Antarctic sea ice, in the form of immobile coastal “fast ice” and the more extensive moving pack ice (see Antarctic Sea Ice #1), supports one of the most extensive and productive ecosystems on Earth and is crucial to the structure and function of Southern Ocean marine ecosystems that are highly attuned to its presence and seasonal rhythms.

Changes in Antarctic sea-ice coverage and seasonality, thickness (and snow cover depth) and properties have wide-ranging consequences with cascading effects across food chains. These effects include:

  • change in the phenology of phytoplankton and ice algal blooms;
  • shifts in species composition, distribution and abundance, leading to trophic mismatches in both time and space that impact ecosystem structure and function;
  • changes in the breeding and foraging distribution of sea ice-obligate predators such as Adélie penguins; and
  • the incursion of sub-Antarctic and/or invasive warmer-climate marine species.

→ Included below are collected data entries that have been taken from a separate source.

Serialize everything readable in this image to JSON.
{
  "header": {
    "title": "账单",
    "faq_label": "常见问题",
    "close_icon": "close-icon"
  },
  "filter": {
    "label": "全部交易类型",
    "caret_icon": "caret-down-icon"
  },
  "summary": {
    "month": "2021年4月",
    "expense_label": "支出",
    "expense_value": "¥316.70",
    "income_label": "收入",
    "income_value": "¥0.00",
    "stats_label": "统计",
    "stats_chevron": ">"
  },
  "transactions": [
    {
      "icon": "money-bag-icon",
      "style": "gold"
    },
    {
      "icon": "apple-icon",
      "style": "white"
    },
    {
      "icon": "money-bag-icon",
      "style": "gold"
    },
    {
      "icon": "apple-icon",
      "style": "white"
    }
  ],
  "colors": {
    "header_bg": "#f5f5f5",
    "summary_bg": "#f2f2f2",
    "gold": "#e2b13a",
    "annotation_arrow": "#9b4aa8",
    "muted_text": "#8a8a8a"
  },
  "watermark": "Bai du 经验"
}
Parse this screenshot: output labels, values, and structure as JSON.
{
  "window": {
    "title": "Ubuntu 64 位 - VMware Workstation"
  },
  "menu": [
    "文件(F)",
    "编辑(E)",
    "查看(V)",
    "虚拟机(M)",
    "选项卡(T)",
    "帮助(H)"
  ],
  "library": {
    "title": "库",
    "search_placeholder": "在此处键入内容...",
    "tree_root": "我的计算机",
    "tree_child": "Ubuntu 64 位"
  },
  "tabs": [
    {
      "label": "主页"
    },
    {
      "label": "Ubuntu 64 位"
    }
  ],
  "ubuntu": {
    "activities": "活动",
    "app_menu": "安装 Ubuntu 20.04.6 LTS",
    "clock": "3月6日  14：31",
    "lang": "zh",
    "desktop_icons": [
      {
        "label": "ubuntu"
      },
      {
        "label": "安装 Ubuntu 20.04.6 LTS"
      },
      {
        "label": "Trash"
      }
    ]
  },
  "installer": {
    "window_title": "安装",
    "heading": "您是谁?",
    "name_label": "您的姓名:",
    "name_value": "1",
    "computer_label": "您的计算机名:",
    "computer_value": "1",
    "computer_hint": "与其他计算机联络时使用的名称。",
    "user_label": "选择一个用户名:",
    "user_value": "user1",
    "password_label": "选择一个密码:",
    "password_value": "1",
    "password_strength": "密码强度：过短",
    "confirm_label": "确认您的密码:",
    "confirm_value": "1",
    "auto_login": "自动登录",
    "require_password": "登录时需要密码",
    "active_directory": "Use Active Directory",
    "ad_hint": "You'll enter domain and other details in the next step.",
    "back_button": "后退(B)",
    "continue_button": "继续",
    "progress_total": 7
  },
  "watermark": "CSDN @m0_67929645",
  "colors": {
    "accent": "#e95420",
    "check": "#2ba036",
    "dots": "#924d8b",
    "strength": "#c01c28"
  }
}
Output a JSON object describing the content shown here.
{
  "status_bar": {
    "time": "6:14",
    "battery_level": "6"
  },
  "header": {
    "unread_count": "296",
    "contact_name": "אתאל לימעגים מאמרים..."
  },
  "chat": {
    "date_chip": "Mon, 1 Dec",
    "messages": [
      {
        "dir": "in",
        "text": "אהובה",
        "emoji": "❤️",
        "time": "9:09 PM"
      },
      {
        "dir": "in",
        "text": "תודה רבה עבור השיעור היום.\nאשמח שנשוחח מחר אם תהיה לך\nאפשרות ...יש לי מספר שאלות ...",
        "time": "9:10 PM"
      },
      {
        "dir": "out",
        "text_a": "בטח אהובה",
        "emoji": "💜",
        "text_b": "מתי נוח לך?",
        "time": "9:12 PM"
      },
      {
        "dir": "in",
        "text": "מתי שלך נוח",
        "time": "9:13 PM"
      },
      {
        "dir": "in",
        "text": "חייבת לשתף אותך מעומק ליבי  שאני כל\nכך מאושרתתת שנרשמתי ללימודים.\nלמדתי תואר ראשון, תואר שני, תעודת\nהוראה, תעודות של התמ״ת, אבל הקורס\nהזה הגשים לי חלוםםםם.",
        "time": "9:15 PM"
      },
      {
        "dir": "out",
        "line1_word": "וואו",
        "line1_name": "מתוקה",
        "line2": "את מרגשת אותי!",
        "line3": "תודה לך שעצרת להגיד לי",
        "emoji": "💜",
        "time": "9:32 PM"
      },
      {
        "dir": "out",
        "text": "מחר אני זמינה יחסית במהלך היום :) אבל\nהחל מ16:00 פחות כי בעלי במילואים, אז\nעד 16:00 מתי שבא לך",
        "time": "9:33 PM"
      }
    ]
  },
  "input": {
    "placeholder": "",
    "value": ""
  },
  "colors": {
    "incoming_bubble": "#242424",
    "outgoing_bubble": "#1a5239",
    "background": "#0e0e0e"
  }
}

Looking to the future, sea-ice coverage is predicted to significantly decrease by the end of this century in response to anthropogenic warming (see Antarctic Sea Ice #3), leading to significant reductions in ice-associated primary production and sea ice-dependent species – including Antarctic krill, Antarctic Silverfish, Adélie and Emperor penguins, Weddell and other pack-ice seals, and southern minke and other whale species.